Ich spüre eine Sehnsucht nach dem Guten in mir, nach etwas, das manche "das göttliche Gesetz" nennen, und wünsche mir nichts sehnlicher, als es zu erfüllen. Dennoch handle ich nach einem anderen Gesetz, das in mir wohnt. Dieser Widerspruch zwischen meiner richtigen Einsicht und meinem falschen Handeln beweist, dass ich ein Gefangener der Schwäche und meines Egos bin. Ich unglückseliger Mensch! Wer wird mich jemals aus dieser Gefangenschaft befreien?
Gott sei Dank! Es gab und gibt Menschen, die mir Wege aus dieser Gefangenschaft zeigen. Und das "göttliche Gesetz" in mir möge mich davor bewahren, diese Menschen jemals als "totalitäre Gutmenschen" zu bezeichnen.

2 Kommentar(e) erwähnt:
Wirklich guter Post, Noah. Gefällt mir gut, wie Du das analysiert hast. Und mit den weisen Worten seiner Heiligkeit des Dalai Lama kann ich mich auch gut identifizieren, obwohl ich auch eher zu den Menschen gehöre, die meist das Gute wollen und das Böse/Falsche tun.
Schon allein aus diesem Grunde wird es keine Diktatur der "Gutmenschen" geben können. Es sind derer zu wenig, die den spirituellen Weg des Friedens und des Guten zu beschreiten im Stande sind.
Aber esist nun wirklich kein besonders intelligentes Argument von den Autoren des erwähnten Buches, dass man das Böse tun müsse, weil man sonst das Gute nicht erkennen könne. Das halte ich für blanken Schwachsinn.
Sicher geprägt von der Angst, wie Du schon richtig erkannt hast, sich irgendwie verändern und bewegen zu müssen.
In einem Punkt muss ich Dir, mein lieber Freund, aber doch widersprechen: wenn ich mich an "unsere" religiös-kulturellen Wurzeln denke, dann sind das nicht gerade die christlichen, denn es gab auch Religion und Kultur, lange vor der 2.000jährigen Dominanz des Christentums über das Abendland. Aber das sei ;-) nur am Rande erwähnt, mein Freund.
Liebe Grüße sendet Andrej
Vielen Dank für die Anmerkungen, lieber Andrej. :-)
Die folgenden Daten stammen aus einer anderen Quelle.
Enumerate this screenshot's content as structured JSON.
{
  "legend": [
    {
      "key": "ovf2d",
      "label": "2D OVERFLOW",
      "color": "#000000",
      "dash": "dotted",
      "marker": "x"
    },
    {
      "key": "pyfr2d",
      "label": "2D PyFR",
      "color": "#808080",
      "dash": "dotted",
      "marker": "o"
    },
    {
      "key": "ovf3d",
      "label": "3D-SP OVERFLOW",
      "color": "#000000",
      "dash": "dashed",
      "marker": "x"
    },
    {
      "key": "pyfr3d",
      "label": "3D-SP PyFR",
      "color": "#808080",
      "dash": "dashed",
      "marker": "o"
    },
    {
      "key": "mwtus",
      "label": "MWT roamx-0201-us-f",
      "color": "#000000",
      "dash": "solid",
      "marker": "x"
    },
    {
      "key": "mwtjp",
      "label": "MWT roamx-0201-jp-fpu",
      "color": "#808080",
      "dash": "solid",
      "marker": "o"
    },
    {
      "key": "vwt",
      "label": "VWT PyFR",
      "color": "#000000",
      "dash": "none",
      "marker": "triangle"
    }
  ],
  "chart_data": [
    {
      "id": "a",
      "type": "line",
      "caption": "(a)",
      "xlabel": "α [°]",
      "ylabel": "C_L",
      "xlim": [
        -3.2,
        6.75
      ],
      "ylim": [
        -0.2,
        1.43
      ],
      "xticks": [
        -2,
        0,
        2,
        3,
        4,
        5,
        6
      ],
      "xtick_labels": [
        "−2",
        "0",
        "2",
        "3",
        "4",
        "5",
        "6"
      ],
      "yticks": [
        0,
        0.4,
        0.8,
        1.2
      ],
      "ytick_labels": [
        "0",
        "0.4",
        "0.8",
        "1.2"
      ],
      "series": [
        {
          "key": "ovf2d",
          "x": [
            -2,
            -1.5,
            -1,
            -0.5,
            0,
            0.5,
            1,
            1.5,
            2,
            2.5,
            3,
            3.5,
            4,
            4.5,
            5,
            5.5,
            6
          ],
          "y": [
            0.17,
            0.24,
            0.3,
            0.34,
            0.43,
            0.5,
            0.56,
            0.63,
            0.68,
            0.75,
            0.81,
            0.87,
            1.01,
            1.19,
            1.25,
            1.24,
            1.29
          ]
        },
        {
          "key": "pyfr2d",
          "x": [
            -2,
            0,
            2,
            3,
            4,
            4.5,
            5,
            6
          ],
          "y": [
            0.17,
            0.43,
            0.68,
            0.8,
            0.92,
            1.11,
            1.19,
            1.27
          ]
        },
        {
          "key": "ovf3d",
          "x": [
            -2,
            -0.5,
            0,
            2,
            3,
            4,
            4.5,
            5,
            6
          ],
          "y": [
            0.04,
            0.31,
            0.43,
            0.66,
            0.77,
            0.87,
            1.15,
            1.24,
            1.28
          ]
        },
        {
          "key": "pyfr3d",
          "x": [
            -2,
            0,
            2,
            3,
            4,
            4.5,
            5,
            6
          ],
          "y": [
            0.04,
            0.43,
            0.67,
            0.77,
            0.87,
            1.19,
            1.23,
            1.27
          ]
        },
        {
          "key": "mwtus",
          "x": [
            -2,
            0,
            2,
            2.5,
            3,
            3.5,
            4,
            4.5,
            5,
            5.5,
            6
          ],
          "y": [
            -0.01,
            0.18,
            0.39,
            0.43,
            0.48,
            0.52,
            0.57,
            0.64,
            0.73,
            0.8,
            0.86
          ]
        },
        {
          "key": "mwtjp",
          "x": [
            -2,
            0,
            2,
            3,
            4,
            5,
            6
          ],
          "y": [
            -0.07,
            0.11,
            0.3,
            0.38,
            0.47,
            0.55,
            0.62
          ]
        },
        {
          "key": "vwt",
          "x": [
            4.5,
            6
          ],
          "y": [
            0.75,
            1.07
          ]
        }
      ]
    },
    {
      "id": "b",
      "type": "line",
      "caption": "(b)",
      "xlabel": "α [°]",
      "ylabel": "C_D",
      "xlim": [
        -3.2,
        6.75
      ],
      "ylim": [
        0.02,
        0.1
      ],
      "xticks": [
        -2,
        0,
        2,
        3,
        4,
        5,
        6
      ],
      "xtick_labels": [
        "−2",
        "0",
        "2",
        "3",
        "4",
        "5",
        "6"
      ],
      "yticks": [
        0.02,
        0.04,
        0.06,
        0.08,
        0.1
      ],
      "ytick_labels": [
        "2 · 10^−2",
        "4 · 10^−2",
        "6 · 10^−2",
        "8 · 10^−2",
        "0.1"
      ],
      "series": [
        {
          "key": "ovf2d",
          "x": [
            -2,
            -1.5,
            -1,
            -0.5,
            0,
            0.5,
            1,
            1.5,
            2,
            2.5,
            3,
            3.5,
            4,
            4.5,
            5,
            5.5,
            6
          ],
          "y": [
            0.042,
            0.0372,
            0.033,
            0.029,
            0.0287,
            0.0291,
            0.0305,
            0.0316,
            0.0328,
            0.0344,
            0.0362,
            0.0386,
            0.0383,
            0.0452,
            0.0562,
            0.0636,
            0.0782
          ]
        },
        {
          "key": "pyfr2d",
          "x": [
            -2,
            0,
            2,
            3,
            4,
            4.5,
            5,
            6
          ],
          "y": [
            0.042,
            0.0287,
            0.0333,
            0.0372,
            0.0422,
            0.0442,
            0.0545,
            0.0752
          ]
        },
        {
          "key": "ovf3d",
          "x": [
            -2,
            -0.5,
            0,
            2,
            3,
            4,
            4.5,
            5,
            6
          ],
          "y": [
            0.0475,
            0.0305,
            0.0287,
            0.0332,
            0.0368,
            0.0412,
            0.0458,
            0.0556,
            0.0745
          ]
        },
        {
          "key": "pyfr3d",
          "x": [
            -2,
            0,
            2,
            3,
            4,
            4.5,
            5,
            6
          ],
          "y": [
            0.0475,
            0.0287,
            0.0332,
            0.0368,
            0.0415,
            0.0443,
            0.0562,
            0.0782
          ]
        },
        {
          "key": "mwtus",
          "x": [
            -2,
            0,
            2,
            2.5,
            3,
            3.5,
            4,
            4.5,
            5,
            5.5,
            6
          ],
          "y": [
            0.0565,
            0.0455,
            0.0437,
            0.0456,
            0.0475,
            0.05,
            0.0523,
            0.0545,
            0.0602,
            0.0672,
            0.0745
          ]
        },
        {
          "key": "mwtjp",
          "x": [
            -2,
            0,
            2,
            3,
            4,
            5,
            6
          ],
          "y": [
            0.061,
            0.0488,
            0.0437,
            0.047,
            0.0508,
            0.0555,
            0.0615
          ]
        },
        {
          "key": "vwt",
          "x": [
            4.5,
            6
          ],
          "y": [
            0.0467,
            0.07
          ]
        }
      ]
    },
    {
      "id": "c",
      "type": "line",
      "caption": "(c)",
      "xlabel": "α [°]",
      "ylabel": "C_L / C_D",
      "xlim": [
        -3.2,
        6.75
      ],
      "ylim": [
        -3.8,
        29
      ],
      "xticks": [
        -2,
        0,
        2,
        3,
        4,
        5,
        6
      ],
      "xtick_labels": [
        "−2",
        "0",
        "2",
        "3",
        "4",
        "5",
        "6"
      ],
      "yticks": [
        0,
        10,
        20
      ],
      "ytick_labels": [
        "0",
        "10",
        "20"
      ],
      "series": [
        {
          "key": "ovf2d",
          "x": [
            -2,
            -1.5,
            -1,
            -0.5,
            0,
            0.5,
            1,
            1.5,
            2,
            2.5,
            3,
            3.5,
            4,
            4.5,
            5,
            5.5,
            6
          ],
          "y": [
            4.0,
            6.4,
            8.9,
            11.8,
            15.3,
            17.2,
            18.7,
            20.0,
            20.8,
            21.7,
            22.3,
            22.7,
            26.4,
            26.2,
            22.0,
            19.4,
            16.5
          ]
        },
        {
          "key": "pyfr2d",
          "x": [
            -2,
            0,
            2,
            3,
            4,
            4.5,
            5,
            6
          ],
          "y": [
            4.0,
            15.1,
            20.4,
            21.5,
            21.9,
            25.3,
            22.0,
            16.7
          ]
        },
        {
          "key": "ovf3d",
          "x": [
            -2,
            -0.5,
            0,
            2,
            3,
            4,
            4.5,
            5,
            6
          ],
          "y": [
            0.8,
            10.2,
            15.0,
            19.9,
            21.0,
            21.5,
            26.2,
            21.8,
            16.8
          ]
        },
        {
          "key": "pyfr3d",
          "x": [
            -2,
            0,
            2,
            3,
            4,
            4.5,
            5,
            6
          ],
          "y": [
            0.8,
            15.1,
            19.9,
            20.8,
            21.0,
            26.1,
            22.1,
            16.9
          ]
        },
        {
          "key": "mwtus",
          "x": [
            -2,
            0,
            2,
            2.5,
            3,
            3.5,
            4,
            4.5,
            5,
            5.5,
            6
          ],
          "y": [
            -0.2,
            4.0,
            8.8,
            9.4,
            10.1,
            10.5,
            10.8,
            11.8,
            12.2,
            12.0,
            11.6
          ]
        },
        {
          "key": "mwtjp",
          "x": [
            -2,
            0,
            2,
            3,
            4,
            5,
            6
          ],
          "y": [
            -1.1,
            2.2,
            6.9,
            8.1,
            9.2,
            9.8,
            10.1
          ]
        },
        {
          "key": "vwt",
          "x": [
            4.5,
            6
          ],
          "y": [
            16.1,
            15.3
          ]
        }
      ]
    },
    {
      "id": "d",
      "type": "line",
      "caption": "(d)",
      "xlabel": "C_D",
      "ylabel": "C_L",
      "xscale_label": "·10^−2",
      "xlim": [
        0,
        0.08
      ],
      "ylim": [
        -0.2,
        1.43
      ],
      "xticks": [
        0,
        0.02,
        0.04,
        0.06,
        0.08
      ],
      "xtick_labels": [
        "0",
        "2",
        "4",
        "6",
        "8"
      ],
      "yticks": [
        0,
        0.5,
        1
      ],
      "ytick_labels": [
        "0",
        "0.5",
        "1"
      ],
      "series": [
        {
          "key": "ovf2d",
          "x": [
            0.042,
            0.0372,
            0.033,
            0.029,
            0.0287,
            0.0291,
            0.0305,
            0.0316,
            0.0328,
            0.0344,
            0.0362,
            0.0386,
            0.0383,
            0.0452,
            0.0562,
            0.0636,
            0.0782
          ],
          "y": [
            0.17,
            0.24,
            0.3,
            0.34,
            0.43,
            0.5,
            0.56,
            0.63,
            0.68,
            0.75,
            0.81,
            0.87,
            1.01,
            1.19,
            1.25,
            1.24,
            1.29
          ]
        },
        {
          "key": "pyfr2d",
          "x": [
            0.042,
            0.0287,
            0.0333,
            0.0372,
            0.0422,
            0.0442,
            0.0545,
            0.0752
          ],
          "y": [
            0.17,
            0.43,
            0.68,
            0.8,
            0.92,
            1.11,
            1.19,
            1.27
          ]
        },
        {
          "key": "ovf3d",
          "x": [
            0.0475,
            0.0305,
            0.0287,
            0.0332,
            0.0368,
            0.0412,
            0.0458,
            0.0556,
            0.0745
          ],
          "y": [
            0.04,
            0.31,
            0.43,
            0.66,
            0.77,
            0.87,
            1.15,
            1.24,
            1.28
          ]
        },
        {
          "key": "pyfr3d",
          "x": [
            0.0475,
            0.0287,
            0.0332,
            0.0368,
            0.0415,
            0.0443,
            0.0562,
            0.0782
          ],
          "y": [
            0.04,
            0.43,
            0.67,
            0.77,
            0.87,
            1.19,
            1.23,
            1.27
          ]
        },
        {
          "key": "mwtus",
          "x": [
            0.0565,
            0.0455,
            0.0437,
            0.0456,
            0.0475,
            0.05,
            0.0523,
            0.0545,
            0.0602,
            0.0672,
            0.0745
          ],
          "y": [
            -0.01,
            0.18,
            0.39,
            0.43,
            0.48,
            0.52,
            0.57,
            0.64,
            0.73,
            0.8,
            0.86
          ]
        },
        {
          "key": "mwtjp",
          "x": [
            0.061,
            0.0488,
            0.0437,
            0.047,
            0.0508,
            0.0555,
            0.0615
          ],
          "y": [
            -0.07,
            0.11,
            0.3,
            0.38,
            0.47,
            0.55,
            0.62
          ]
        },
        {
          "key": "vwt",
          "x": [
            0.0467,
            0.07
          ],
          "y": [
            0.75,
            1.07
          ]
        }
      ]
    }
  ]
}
Ich denke schon, das das Christentum unsere heutigen abendländisch-kulturellen Wurzeln wesentlich geprägt hat. Das bedeutet natürlich nicht, dass alles ok war, was da so lief und läuft. Und klar hast du Recht, dass es auch vor dem Christentum Religion und Kultur gab, von der ja auch viel im abendländischen Christentum aufgegangen ist.
Nur am Rande erwähnt: Die Autoren hatten nicht argumentiert, das Böse zu tun, um das Gute zu erkennen. Das liegt mehr im Kontext gewisser spiritueller Strömungen.
Einen schönen Restsonntag wünsche ich dir, mein Freund!